Interesting facts about rats and mice

Nature is wise and has endowed each of its creatures with unique abilities. It also didn’t spare people’s least favorite rodents. Here are some interesting facts we know about mice:

  1. In captivity, a mouse lives 5-10 times longer.
  2. Offspring in captivity earlier - at the age of 2-3 years.
  3. It is a myth that mice are not afraid of elephants.
  4. The most famous mouse is Mickey Mouse.
  5. The heaviest and largest tank is also called Maus, it is German.
  6. Mice love fruits and sugar, but do not like strong-smelling cheeses.
  7. In Vietnam and Rwanda, mice are eaten; for the residents of these countries it is a delicacy.
  8. The hearing of mice is 5 times sharper than that of humans.
  9. Rats appeared on the planet before people by as much as 48 million years.
  10. Rats can dream.
  11. A rat's heart beats up to 500 beats per minute.
  12. A rat can walk up to 50 km a day; it dives, swims, and climbs trees perfectly. Capable of swimming without stopping for up to 30 km. For a rat, this distance takes about 3 days.
  13. A rat's teeth grow throughout its life.
  14. Rats can easily eat their offspring.
  15. Rat tail hair is used in eye surgery.
  16. Scientists believe that the rat may have been responsible for the extinction of dinosaurs because of its love for eggs. Indeed, she could well destroy the nests and eat all the embryos of future dinosaurs.
  17. Rats are afraid of water. This is why we all know that rats are the first to jump ship when there is danger. Interesting things about rats are shown in a fairy tale and a cartoon of the same name about Nils’s journey with geese.

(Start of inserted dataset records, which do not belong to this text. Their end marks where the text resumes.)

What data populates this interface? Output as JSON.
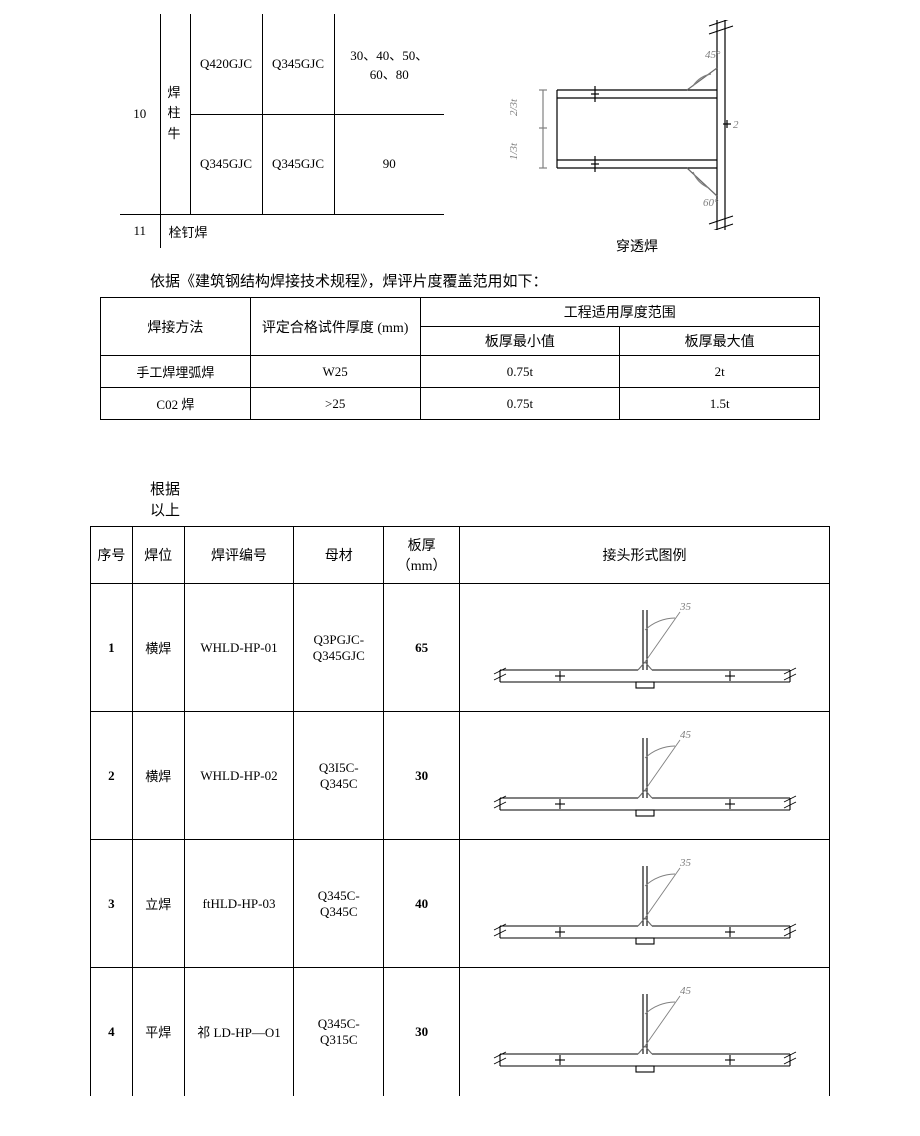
{
  "colors": {
    "text": "#000000",
    "line": "#000000",
    "line_gray": "#6b6b6b",
    "bg": "#ffffff",
    "dim_gray": "#808080"
  },
  "top_table": {
    "index": "10",
    "vertical_label": "焊柱牛",
    "row11_label": "11",
    "row11_text": "栓钉焊",
    "rows": [
      {
        "mat1": "Q420GJC",
        "mat2": "Q345GJC",
        "thickness": "30、40、50、60、80"
      },
      {
        "mat1": "Q345GJC",
        "mat2": "Q345GJC",
        "thickness": "90"
      }
    ]
  },
  "top_diagram": {
    "caption": "穿透焊",
    "angle_upper": "45°",
    "angle_lower": "60°",
    "dim_upper": "2/3t",
    "dim_lower": "1/3t",
    "dim_r": "2"
  },
  "body_text": "依据《建筑钢结构焊接技术规程》，焊评片度覆盖范用如下：",
  "range_table": {
    "head_method": "焊接方法",
    "head_qualified": "评定合格试件厚度 (mm)",
    "head_range": "工程适用厚度范围",
    "head_min": "板厚最小值",
    "head_max": "板厚最大值",
    "method_l1": "手工焊埋弧焊",
    "method_l2": "C02 焊",
    "rows": [
      {
        "qual": "W25",
        "min": "0.75t",
        "max": "2t"
      },
      {
        "qual": ">25",
        "min": "0.75t",
        "max": "1.5t"
      }
    ]
  },
  "note_l1": "根据",
  "note_l2": "以上",
  "joint_table": {
    "head_no": "序号",
    "head_pos": "焊位",
    "head_id": "焊评编号",
    "head_mat": "母材",
    "head_thk": "板厚（mm）",
    "head_dia": "接头形式图例",
    "rows": [
      {
        "no": "1",
        "pos": "横焊",
        "id": "WHLD-HP-01",
        "mat_l1": "Q3PGJC-",
        "mat_l2": "Q345GJC",
        "thk": "65",
        "angle": "35"
      },
      {
        "no": "2",
        "pos": "横焊",
        "id": "WHLD-HP-02",
        "mat_l1": "Q3I5C-",
        "mat_l2": "Q345C",
        "thk": "30",
        "angle": "45"
      },
      {
        "no": "3",
        "pos": "立焊",
        "id": "ftHLD-HP-03",
        "mat_l1": "Q345C-",
        "mat_l2": "Q345C",
        "thk": "40",
        "angle": "35"
      },
      {
        "no": "4",
        "pos": "平焊",
        "id": "祁 LD-HP—O1",
        "mat_l1": "Q345C-",
        "mat_l2": "Q315C",
        "thk": "30",
        "angle": "45"
      }
    ]
  }
}
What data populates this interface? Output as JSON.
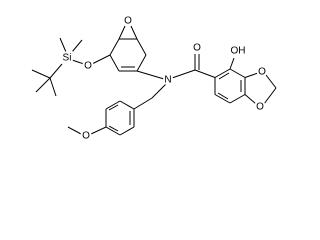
{
  "atoms": [
    "O",
    "O",
    "Si",
    "N",
    "O",
    "OH",
    "O",
    "O",
    "O"
  ]
}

Control measures: deratization measures

Sanitary and epidemiological well-being is due to the successful implementation of the entire complex of deratization measures, including organizational, preventive, exterminatory and sanitary educational measures to combat rodents.

Organizational events

include a set of the following measures:

  • administrative;
  • financial and economic;
  • scientific and methodological;
  • material.

Preventive actions

are designed to eliminate favorable living conditions for rodents and exterminate them using the following measures:

  • engineering and technical, including the use of various devices that automatically prevent rodents from accessing premises and communications;
  • sanitary and hygienic, including maintaining cleanliness in the premises, basements, and areas of the facilities;
  • agro- and forestry engineering, including measures for the cultivation of forests in recreational areas to the state of forest parks and maintaining these areas in a state free from weeds, fallen leaves, dead and drying trees; This same group of activities includes deep plowing of the soil in the fields;
  • preventive deratization, including measures to prevent the restoration of the number of rodents using chemical and mechanical means.

The task of carrying out this group of activities lies with legal entities and individual entrepreneurs operating specific facilities and the surrounding territory.

These events are carried out by legal entities and individual entrepreneurs with special training.